The records and judicial proceedings of any court of any ... State, Territory or Possession [of the United States] *** shall have the same full faith and credit in every court within the United States and its Territories and Possessions as they have by law or usage in the courts of such State, Territory or Possession from which they are taken.

[4] The Court notes that Plaintiff here argues that it is a fiduciary; however, in the state court, Plaintiff argued that it was not a fiduciary. See Defendant First Allmerica's Ex. P at 8-11.

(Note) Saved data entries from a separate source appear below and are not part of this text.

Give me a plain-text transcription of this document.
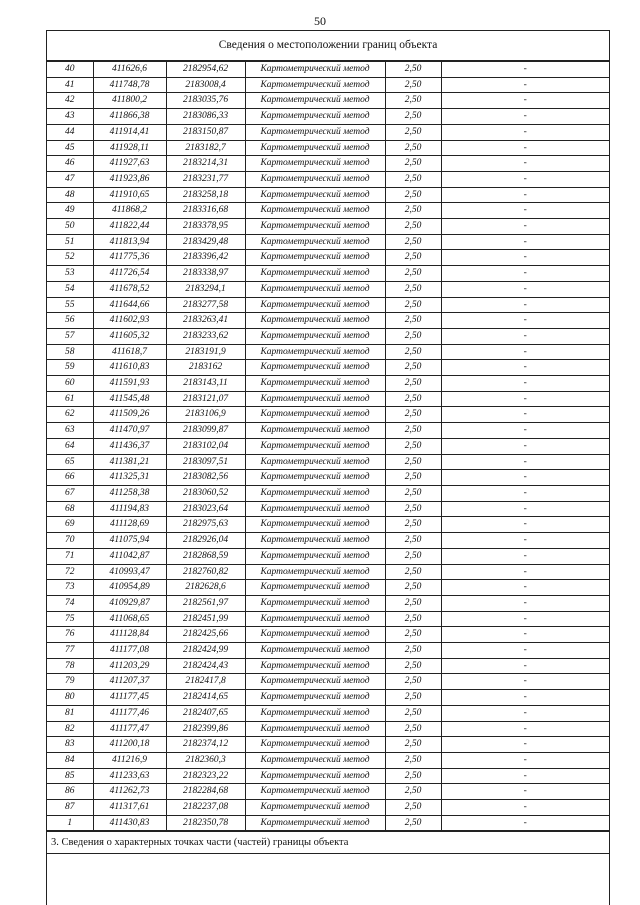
50
Сведения о местоположении границ объекта
40	411626,6	2182954,62	Картометрический метод	2,50	-
41	411748,78	2183008,4	Картометрический метод	2,50	-
42	411800,2	2183035,76	Картометрический метод	2,50	-
43	411866,38	2183086,33	Картометрический метод	2,50	-
44	411914,41	2183150,87	Картометрический метод	2,50	-
45	411928,11	2183182,7	Картометрический метод	2,50	-
46	411927,63	2183214,31	Картометрический метод	2,50	-
47	411923,86	2183231,77	Картометрический метод	2,50	-
48	411910,65	2183258,18	Картометрический метод	2,50	-
49	411868,2	2183316,68	Картометрический метод	2,50	-
50	411822,44	2183378,95	Картометрический метод	2,50	-
51	411813,94	2183429,48	Картометрический метод	2,50	-
52	411775,36	2183396,42	Картометрический метод	2,50	-
53	411726,54	2183338,97	Картометрический метод	2,50	-
54	411678,52	2183294,1	Картометрический метод	2,50	-
55	411644,66	2183277,58	Картометрический метод	2,50	-
56	411602,93	2183263,41	Картометрический метод	2,50	-
57	411605,32	2183233,62	Картометрический метод	2,50	-
58	411618,7	2183191,9	Картометрический метод	2,50	-
59	411610,83	2183162	Картометрический метод	2,50	-
60	411591,93	2183143,11	Картометрический метод	2,50	-
61	411545,48	2183121,07	Картометрический метод	2,50	-
62	411509,26	2183106,9	Картометрический метод	2,50	-
63	411470,97	2183099,87	Картометрический метод	2,50	-
64	411436,37	2183102,04	Картометрический метод	2,50	-
65	411381,21	2183097,51	Картометрический метод	2,50	-
66	411325,31	2183082,56	Картометрический метод	2,50	-
67	411258,38	2183060,52	Картометрический метод	2,50	-
68	411194,83	2183023,64	Картометрический метод	2,50	-
69	411128,69	2182975,63	Картометрический метод	2,50	-
70	411075,94	2182926,04	Картометрический метод	2,50	-
71	411042,87	2182868,59	Картометрический метод	2,50	-
72	410993,47	2182760,82	Картометрический метод	2,50	-
73	410954,89	2182628,6	Картометрический метод	2,50	-
74	410929,87	2182561,97	Картометрический метод	2,50	-
75	411068,65	2182451,99	Картометрический метод	2,50	-
76	411128,84	2182425,66	Картометрический метод	2,50	-
77	411177,08	2182424,99	Картометрический метод	2,50	-
78	411203,29	2182424,43	Картометрический метод	2,50	-
79	411207,37	2182417,8	Картометрический метод	2,50	-
80	411177,45	2182414,65	Картометрический метод	2,50	-
81	411177,46	2182407,65	Картометрический метод	2,50	-
82	411177,47	2182399,86	Картометрический метод	2,50	-
83	411200,18	2182374,12	Картометрический метод	2,50	-
84	411216,9	2182360,3	Картометрический метод	2,50	-
85	411233,63	2182323,22	Картометрический метод	2,50	-
86	411262,73	2182284,68	Картометрический метод	2,50	-
87	411317,61	2182237,08	Картометрический метод	2,50	-
1	411430,83	2182350,78	Картометрический метод	2,50	-
3. Сведения о характерных точках части (частей) границы объекта
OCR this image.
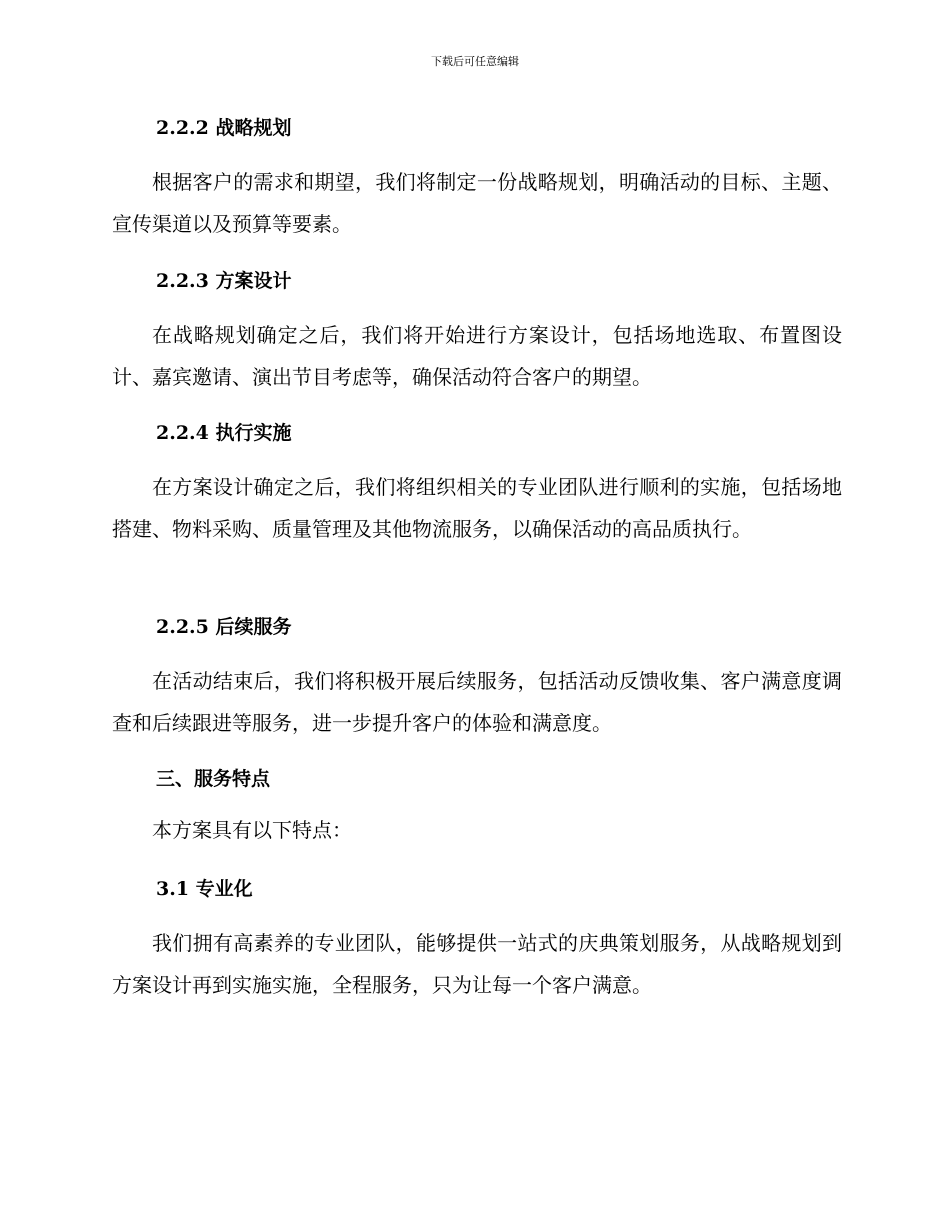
下载后可任意编辑
2.2.2 战略规划
根据客户的需求和期望，我们将制定一份战略规划，明确活动的目标、主题、宣传渠道以及预算等要素。
2.2.3 方案设计
在战略规划确定之后，我们将开始进行方案设计，包括场地选取、布置图设计、嘉宾邀请、演出节目考虑等，确保活动符合客户的期望。
2.2.4 执行实施
在方案设计确定之后，我们将组织相关的专业团队进行顺利的实施，包括场地搭建、物料采购、质量管理及其他物流服务，以确保活动的高品质执行。
2.2.5 后续服务
在活动结束后，我们将积极开展后续服务，包括活动反馈收集、客户满意度调查和后续跟进等服务，进一步提升客户的体验和满意度。
三、服务特点
本方案具有以下特点：
3.1 专业化
我们拥有高素养的专业团队，能够提供一站式的庆典策划服务，从战略规划到方案设计再到实施实施，全程服务，只为让每一个客户满意。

[5] The Court further notes that Plaintiff admitted in the state court proceedings that it did not read its policy. See Feb. 9, 2000 Opinion and Order in the state court proceedings, Plaintiff's Ex. F, pp. 3-4. As the state court observed, the policy clearly provides that the monthly claim limit is determined from the number of employees as of the beginning of the third preceding month. Id. It is undisputed that the $113,304.78 that Plaintiff sought to recover in the state court and seeks to recover here accurately represents the monthly premium due for February 1998 based upon the number of employees on November 1, 1997, i.e., the third month preceding February 1998. Id. Plaintiff's claim is not based upon the policy terms; rather, it is based upon erroneous information it received from its insurance agent, Group Perks/Schechter, and Group Perks claims that it received this misinformation from First Allmerica.